Much has been made about the change in attitude toward marijuana legalization across the United States over the past decade. Surveys now find a majority of Americans favor legalizing the once-demonized plant.
However, it doesn’t take a cynic to see there is another motivator behind legalizing cannabis. That, of course, is money. Lots and lots of money. States that have legalized marijuana, especially for recreational use, are raking millions into tax coffers. Some examples of the jaw-dropping figures:
Colorado, which legalized recreational marijuana in 2014, took in more than $200 million in taxes and fees in 2016. Since 2014, the state has taken in more than half a billion dollars. The state of Washington, which has higher marijuana taxes, pulled in $256 million in 2016. Nevada made more than $3 million in just the first month of legal adult-use marijuana sales in the state last July, and expects to take in more than $120 million in the first two years of sales (a number that has already been revised upward once).
Cannabis revenue is a windfall for state governments that often work on tight budgets (in part from the costs of prosecuting and incarcerate nonviolent drug offenders). It also means that retail customers, dispensaries and growers should factor in taxes when calculating costs surrounding marijuana.

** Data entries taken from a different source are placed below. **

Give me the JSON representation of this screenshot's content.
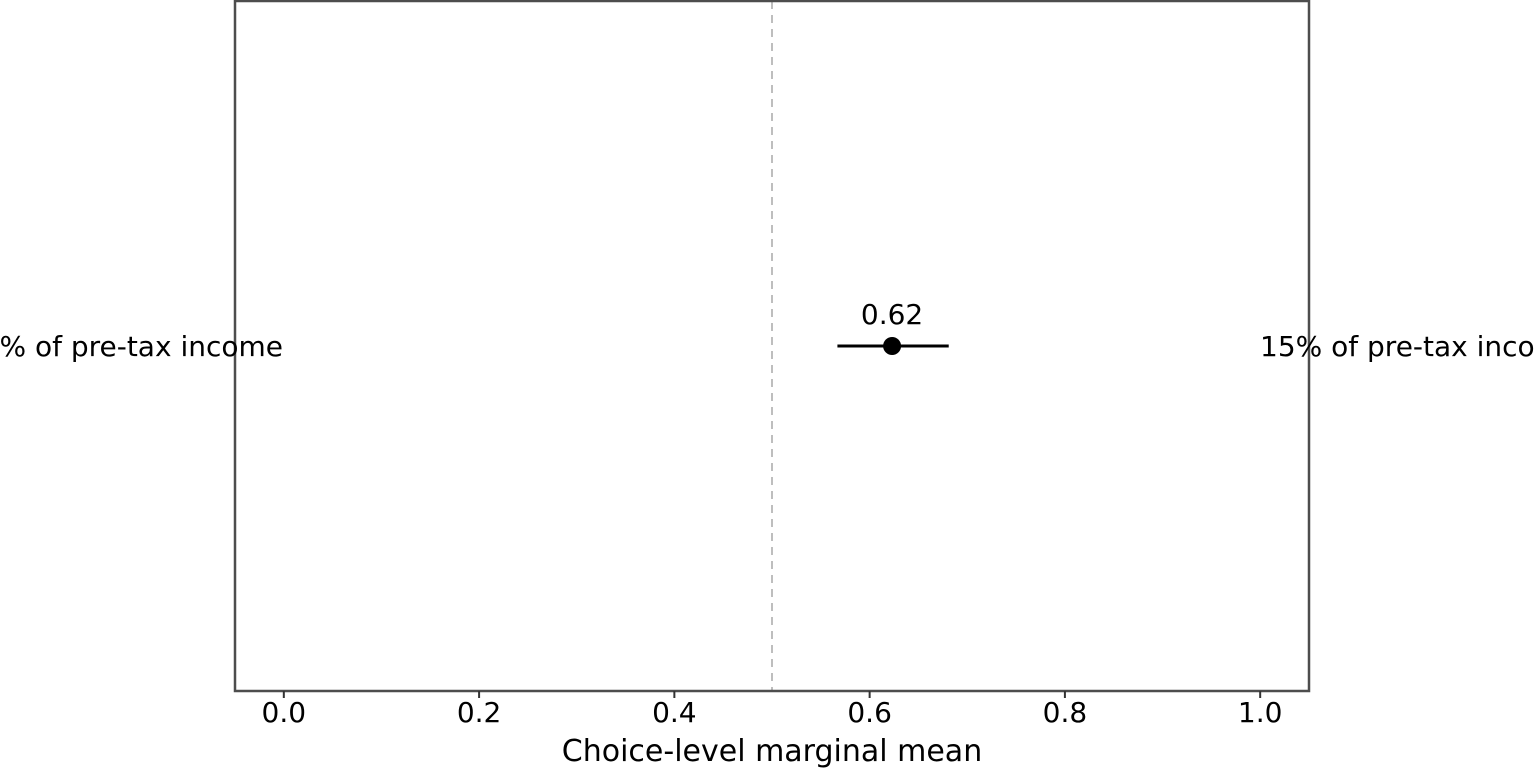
{
  "chart_data": {
    "type": "scatter",
    "xlabel": "Choice-level marginal mean",
    "ylabel": "",
    "xlim": [
      -0.05,
      1.05
    ],
    "xticks": [
      0.0,
      0.2,
      0.4,
      0.6,
      0.8,
      1.0
    ],
    "xtick_labels": [
      "0.0",
      "0.2",
      "0.4",
      "0.6",
      "0.8",
      "1.0"
    ],
    "reference_line": 0.5,
    "left_label": "% of pre-tax income",
    "right_label": "15% of pre-tax inco",
    "points": [
      {
        "estimate": 0.623,
        "lower": 0.567,
        "upper": 0.681,
        "label": "0.62"
      }
    ],
    "grid": false,
    "colors": {
      "point": "#000000",
      "errorbar": "#000000",
      "panel_border": "#4d4d4d",
      "reference_line": "#bebebe"
    }
  }
}
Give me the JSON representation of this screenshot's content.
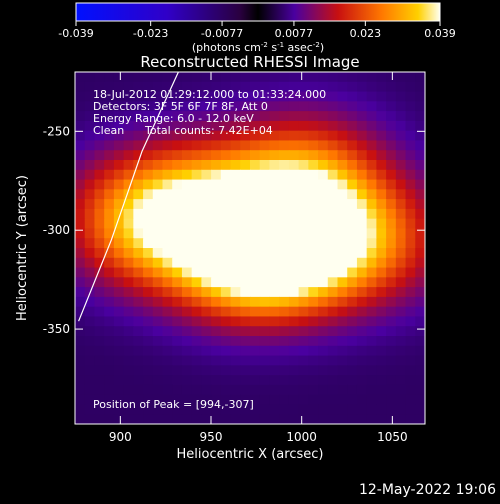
{
  "colorbar": {
    "tick_labels": [
      "-0.039",
      "-0.023",
      "-0.0077",
      "0.0077",
      "0.023",
      "0.039"
    ],
    "ticks": [
      -0.039,
      -0.023,
      -0.0077,
      0.0077,
      0.023,
      0.039
    ],
    "range": [
      -0.039,
      0.039
    ],
    "units_main": "(photons cm",
    "units_sup1": "-2",
    "units_mid": " s",
    "units_sup2": "-1",
    "units_mid2": " asec",
    "units_sup3": "-2",
    "units_end": ")"
  },
  "chart_data": {
    "type": "heatmap",
    "title": "Reconstructed RHESSI Image",
    "xlabel": "Heliocentric X (arcsec)",
    "ylabel": "Heliocentric Y (arcsec)",
    "xlim": [
      875,
      1068
    ],
    "ylim": [
      -398,
      -220
    ],
    "xticks": [
      900,
      950,
      1000,
      1050
    ],
    "xtick_labels": [
      "900",
      "950",
      "1000",
      "1050"
    ],
    "yticks": [
      -250,
      -300,
      -350
    ],
    "ytick_labels": [
      "-250",
      "-300",
      "-350"
    ],
    "annotations": [
      "18-Jul-2012 01:29:12.000 to 01:33:24.000",
      "Detectors: 3F 5F 6F 7F 8F, Att 0",
      "Energy Range: 6.0 - 12.0 keV",
      "Clean",
      "Total counts: 7.42E+04"
    ],
    "peak_label": "Position of Peak = [994,-307]",
    "peak": [
      994,
      -307
    ],
    "sources": [
      {
        "x": 994,
        "y": -305,
        "amp": 0.036
      },
      {
        "x": 968,
        "y": -312,
        "amp": 0.028
      },
      {
        "x": 915,
        "y": -295,
        "amp": 0.026
      },
      {
        "x": 1003,
        "y": -272,
        "amp": 0.018
      },
      {
        "x": 1038,
        "y": -305,
        "amp": 0.016
      },
      {
        "x": 950,
        "y": -285,
        "amp": 0.015
      }
    ],
    "limb": [
      [
        877,
        -346
      ],
      [
        895,
        -305
      ],
      [
        912,
        -260
      ],
      [
        932,
        -220
      ]
    ]
  },
  "footer": {
    "date": "12-May-2022 19:06"
  }
}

Related: 5 Routes the Cannabis Industry Could Take to Get Around Federal Banking Restrictions
High taxes in California
Anyone involved with the cannabis industry, or who wants to get involved in the cannabis industry, has an eye on the Golden State right now. California will begin selling licenses to grow and sell adult-use marijuana in January 2018.
It’s a huge market, obviously. One out of every eight Americans lives in California. Sales from marijuana are expected to reach more than $1 billion a year. Although the tax plan has drawn some criticism, the state plans on charging a 15 percent excise tax on recreational marijuana sales. Excise taxes are charged on purchases of a specific type of good.
But that’s not all. Local governments in cities and counties around the state also have set a tax on marijuana sales, ranging from 7.75 percent to 9.75 percent. So, depending on where you are in California, you could pay 25 percent just in taxes on each purchase.
You can also expect some costs to get passed on to you. The state is levying “cultivation fees” on wholesalers that amount to $9.25 per ounce of cannabis flower and $2.25 per ounce of leaves.
Related: How Will Businesses Handle Legalized Marijuana in the Workplace?
Rates in other states
Here are rates in other states where recreational marijuana is sold or will be sold in 2018. Keep in mind sales might also be subject to the state sales tax.
Colorado: A 15 percent excise tax, plus whatever is charged by local governments (in Denver, it’s 3.5 percent).
Nevada: A 15 percent tax on wholesalers, a 10 percent excise tax on consumers.
Oregon: A 17 percent sales tax, with local governments given the option to add an additional tax up to 3 percent.
Washington: A 37 percent excise tax on marijuana sales.
Maine: A 10 percent tax on marijuana sales
Massachusetts: A 28 percent tax on marijuana sales
As more states go public with plans to legalize marijuana, it’s important to keep these numbers in mind. Yes, it’s a great step forward for legal cannabis proponents and for cannabis entrepreneurs. But the fact it generates so much for government is certainly not hurting the marijuana legalization effort.